In Jahrgang 8 und 9 werden die Schüler*innen durch Betriebserkundungen im Rahmen eines 2-wöchigen Betriebspraktikums an die Arbeitswelt herangeführt. Im Betriebspraktikum erlangen sie Informationen, Erfahrungen und Erkenntnisse über betriebliche Arbeitssituationen.

Die Schüler*innen wählen ihren Praktikumsplatz selbstständig, werden dabei jedoch von der Schule unterstützt. Das Praktikum wird in einem differenzierten Praktikumsbericht dokumentiert. Nach dem Praktikum findet eine Auswertung statt. Die Termine für die Praktika können dem Terminkalender entnommen werden.

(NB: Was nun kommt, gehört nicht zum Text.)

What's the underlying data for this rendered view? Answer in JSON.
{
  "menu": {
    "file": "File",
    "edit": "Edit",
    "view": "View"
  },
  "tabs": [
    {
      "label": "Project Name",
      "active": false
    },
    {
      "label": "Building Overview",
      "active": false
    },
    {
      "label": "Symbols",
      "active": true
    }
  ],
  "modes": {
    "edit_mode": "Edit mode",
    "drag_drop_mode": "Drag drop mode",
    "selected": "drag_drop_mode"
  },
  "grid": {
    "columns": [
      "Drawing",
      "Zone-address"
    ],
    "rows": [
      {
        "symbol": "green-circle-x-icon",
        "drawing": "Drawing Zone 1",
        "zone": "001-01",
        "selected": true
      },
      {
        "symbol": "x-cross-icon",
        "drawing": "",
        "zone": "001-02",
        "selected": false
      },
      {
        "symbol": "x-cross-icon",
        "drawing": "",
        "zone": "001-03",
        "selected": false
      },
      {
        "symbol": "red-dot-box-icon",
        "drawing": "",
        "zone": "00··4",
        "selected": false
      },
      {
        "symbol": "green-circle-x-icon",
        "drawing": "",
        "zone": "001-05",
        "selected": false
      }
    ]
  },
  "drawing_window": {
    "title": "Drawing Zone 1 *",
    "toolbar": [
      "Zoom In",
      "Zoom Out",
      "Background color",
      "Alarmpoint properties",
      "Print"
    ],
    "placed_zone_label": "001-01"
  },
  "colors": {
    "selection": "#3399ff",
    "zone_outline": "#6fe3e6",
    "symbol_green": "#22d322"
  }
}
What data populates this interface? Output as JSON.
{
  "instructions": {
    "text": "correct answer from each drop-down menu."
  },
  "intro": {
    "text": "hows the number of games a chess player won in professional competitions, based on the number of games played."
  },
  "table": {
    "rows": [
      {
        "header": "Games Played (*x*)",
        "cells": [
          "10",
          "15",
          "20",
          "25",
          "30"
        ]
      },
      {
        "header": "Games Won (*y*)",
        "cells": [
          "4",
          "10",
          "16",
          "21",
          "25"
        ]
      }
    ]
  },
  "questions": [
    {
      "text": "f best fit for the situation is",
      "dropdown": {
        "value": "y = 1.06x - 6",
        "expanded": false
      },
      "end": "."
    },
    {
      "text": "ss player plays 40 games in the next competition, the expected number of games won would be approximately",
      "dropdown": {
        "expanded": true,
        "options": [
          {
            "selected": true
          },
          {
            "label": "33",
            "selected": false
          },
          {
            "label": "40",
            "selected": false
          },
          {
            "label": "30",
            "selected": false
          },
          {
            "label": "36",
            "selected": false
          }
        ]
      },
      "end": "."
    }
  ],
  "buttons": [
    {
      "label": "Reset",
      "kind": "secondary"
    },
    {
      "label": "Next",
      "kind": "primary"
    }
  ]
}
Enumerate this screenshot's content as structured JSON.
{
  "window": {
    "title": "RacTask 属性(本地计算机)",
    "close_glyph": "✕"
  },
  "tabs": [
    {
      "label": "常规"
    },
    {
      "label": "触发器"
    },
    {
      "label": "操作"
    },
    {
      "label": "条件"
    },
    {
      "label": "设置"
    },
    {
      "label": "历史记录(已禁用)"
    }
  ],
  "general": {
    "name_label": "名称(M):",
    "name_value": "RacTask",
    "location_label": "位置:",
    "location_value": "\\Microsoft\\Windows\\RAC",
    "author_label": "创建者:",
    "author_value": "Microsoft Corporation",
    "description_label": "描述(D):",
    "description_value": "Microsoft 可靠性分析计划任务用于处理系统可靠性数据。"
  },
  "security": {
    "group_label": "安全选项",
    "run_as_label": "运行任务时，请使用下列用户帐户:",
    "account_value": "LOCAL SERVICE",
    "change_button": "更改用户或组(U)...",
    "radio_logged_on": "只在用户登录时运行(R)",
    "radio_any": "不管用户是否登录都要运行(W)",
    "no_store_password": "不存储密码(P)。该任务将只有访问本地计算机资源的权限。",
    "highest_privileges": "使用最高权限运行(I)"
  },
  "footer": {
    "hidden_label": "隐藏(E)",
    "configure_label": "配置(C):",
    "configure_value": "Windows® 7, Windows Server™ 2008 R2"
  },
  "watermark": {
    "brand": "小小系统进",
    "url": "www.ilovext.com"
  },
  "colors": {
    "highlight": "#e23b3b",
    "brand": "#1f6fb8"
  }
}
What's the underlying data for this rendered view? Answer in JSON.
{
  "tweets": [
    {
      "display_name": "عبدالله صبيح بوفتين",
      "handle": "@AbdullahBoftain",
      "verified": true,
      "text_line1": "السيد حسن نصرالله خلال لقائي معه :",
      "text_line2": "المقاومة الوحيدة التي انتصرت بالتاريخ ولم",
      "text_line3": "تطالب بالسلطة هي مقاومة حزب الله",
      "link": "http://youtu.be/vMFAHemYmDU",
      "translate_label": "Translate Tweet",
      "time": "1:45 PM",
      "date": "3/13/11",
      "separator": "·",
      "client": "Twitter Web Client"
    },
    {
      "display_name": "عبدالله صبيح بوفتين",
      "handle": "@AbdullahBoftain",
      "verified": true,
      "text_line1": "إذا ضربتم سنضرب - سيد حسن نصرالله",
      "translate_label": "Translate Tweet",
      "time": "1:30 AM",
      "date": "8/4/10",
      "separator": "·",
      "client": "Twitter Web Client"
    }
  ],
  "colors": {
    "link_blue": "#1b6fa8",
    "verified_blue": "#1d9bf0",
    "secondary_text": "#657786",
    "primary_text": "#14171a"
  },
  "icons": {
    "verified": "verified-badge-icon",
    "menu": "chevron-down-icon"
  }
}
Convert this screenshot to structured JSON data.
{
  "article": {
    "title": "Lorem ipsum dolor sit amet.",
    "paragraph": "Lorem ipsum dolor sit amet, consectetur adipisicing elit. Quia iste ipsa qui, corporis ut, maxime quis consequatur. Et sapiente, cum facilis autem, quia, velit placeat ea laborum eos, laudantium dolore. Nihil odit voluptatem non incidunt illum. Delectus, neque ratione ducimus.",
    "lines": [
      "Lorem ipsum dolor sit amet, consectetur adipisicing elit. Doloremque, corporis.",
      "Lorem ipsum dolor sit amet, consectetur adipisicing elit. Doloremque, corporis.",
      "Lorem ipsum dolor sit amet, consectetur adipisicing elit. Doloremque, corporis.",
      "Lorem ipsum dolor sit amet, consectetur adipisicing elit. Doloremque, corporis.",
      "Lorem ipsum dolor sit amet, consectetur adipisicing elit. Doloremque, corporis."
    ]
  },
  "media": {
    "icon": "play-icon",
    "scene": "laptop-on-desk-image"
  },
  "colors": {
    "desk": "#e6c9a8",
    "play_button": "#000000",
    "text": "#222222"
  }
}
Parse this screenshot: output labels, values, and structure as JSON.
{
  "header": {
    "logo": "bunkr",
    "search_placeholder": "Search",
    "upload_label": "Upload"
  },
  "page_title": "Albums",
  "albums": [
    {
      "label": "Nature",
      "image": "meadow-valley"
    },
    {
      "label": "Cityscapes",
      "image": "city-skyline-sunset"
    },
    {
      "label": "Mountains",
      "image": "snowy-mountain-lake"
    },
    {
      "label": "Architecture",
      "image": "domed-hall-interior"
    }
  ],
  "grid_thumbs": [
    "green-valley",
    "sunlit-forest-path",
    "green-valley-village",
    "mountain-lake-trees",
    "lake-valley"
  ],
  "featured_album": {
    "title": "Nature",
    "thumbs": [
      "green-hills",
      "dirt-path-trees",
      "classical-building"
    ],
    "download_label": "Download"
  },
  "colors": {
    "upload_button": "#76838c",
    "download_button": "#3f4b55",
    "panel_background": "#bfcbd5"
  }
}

Zukunftstag für Jungen und Mädchen:

Im Rahmen des bundesweiten Aktionsprogramms nehmen die Schüler*innen der 5. bis 9. Klassen am Zukunftstag teil. Sie erhalten an diesem Tag Einblicke in verschiedene Berufe, die geeignet sind, das traditionelle, geschlechtsspezifisch geprägte Spektrum möglicher Berufe für Mädchen und Jungen zu erweitern.

Betriebserkundungen:

Integriert in die Themen des Wirtschaftsunterrichts erkunden die Schüler*innen verschiedene Arbeitsplätze bzw. Betriebe, interviewen Fachkräfte und recherchieren zu konkreten Inhalten. Die Schülerinnen und Schüler erhalten somit Einblicke in die Berufswelt und reflektieren die Anforderungen von Berufen vor dem Hintergrund ihrer eigenen Interessen und Fähigkeiten, unter anderem im Mercedes Benz Werk in Bremen.

Schulinterne Maßnahmen:

Durch praktische Erfahrungen und betriebliche Praxis möchten wir die Entwicklung ökonomischer Kompetenzen bei den Jugendlichen fördern. Wirtschaftliche Strukturen werden bereits im Wirtschaftsunterricht erarbeitet. Die Selbstständigkeit und Eigenaktivität wird durch die Mitgestaltung des Schullebens gefördert, zum Beispiel durch den Kioskverkauf (Klasse 9), die Organisation des Weihnachtsbasars sowie den Verkauf von Getränken und Gebäck in der Pausenhalle.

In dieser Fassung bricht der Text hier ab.